Hollywood Comes to Woonsocket. Over the twentieth century, Woonsocket’s six theaters—the Laurier, the Bijou, the Rialto, the Music Hall, the Park, and the Stadium—hosted a dazzling variety of acts, including vaudeville, Francophone performers, blockbuster films, and a multitude of live performances. Over the past seventy years, floods, fires, and economic hardship have taken a toll on the theaters and on Woonsocket. Today, only the Stadium Theatre and Chan’s “eggrolls and jazz” remain. Both of these venues have kept the city’s cultural scene alive. The Stadium Theatre now functions as a community arts center, and Chan’s continues to host acts with national profiles and local roots, such as Duke Robillard. Hollywood Comes to Woonsocket reveals the city’s history as a national and even international venue—from Harry Houdini’s demonstration of “Metamorphosis” in 1895 to the East Coast premiere of There’s Something about Mary in 1998.

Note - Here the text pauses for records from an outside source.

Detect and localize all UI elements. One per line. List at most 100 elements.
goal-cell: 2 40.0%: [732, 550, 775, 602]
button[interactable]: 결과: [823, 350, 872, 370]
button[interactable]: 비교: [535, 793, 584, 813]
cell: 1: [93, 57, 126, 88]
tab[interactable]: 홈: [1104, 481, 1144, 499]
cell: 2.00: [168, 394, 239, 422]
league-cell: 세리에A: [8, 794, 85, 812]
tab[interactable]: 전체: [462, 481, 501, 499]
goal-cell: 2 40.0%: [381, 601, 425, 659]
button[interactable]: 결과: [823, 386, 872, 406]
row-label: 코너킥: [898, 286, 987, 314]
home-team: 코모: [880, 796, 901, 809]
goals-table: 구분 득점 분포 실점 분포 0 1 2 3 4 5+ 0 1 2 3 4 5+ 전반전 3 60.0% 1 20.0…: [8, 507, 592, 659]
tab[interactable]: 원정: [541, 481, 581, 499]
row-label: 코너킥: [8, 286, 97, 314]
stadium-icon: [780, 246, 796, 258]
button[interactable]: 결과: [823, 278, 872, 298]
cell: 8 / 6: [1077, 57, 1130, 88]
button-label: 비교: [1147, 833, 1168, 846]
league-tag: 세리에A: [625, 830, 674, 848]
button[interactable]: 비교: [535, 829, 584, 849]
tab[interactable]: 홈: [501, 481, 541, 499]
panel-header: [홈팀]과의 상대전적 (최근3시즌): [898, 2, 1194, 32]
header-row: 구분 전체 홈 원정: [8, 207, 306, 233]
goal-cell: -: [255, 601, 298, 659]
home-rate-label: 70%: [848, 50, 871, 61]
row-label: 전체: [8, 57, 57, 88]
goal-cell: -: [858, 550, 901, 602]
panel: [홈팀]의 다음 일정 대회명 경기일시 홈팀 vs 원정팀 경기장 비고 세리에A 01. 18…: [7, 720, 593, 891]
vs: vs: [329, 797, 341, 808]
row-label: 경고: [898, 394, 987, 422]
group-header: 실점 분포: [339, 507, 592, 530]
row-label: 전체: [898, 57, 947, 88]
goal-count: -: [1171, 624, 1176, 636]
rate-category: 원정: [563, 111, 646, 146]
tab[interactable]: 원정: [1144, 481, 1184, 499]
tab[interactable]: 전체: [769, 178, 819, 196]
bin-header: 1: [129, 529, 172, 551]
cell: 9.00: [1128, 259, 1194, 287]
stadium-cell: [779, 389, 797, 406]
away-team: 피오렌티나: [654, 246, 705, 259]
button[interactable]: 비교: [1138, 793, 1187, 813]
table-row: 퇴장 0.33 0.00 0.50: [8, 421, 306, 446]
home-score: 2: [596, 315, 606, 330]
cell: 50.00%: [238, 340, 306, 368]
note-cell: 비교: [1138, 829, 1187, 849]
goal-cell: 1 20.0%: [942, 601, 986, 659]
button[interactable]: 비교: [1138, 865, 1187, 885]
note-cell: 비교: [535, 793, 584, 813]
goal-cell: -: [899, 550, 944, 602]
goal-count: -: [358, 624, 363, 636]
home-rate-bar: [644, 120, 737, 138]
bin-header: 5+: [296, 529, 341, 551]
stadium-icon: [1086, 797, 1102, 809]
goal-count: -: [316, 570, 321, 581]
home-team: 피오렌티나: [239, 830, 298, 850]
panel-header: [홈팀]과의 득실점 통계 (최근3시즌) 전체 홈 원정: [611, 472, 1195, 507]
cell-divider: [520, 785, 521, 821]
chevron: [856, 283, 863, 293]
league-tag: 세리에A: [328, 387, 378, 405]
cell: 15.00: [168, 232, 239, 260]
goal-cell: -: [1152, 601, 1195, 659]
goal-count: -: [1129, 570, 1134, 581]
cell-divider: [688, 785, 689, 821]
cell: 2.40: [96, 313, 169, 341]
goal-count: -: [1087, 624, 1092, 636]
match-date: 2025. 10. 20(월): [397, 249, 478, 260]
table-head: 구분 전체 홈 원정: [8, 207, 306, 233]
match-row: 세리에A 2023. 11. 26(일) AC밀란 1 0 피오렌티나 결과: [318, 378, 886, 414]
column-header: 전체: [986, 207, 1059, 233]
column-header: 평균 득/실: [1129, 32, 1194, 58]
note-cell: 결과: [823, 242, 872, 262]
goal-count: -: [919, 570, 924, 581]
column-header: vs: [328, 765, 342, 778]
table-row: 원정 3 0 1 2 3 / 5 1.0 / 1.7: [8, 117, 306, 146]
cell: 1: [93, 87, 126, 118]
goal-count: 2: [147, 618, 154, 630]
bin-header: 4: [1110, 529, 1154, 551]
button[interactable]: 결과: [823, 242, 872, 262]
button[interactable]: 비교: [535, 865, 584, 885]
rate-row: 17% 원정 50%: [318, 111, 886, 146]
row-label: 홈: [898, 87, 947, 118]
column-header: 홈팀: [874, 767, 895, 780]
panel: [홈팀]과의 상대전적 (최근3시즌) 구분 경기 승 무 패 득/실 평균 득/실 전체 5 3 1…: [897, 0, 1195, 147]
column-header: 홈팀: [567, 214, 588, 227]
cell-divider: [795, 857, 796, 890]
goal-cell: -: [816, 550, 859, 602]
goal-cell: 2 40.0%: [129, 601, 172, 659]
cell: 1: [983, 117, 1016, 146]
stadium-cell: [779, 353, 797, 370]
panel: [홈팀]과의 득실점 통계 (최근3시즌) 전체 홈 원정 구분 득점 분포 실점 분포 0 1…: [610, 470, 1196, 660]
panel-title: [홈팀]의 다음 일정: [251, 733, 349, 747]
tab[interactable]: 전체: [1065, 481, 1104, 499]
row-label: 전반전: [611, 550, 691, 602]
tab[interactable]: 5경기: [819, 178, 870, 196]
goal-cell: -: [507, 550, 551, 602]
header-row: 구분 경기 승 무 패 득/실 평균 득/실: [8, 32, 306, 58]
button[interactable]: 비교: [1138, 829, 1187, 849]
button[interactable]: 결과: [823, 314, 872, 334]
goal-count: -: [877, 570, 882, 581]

Flowing Through Time: Nature, Industry, and Communities of the Blackstone River. This exhibit fosters an understanding of the stories and transformations of the Blackstone River, not only through its role in the industrial development of the area but also its relationship to different communities throughout time. The addition of environmental and ecological components tell a part of the story that history museums often do not address. Commemorating the fiftieth anniversary of Zap the Blackstone in 2022, this exhibit also contains film footage and photographs of the groundbreaking river cleanup project spearheaded by 10,000 volunteers and several organizations in 1972.

N Otes

1. The information in this section is from Raymond H. Bacon, “Toward the New Millennium, 1988–2000” in Woonsocket Rhode Island: A Centennial History 1888-2000, The Millennium Edition (Woonsocket, RI: Woonsocket Centennial Commission, 2000).

2. Albert Klyberg, Foreword to La Survivance: A Companion to the Exhibit at the Museum of Work & Culture by Anita Rafael (Providence, RI: RIHS, 1997).

3. This section excerpted from “The Museum Building” in La Survivance: A Companion to the Exhibit at the Museum of Work & Culture by Anita Rafael (Providence, RI: RIHS, 1997), 45.

4. The oldest French Canadian Catholic parish in Woonsocket, leveled by a storm in 1876, rebuilt in 1881.

5. Interview took place on September 21, 2022. All quotes are transcribed from the recording, and text in brackets are my additions for clarification.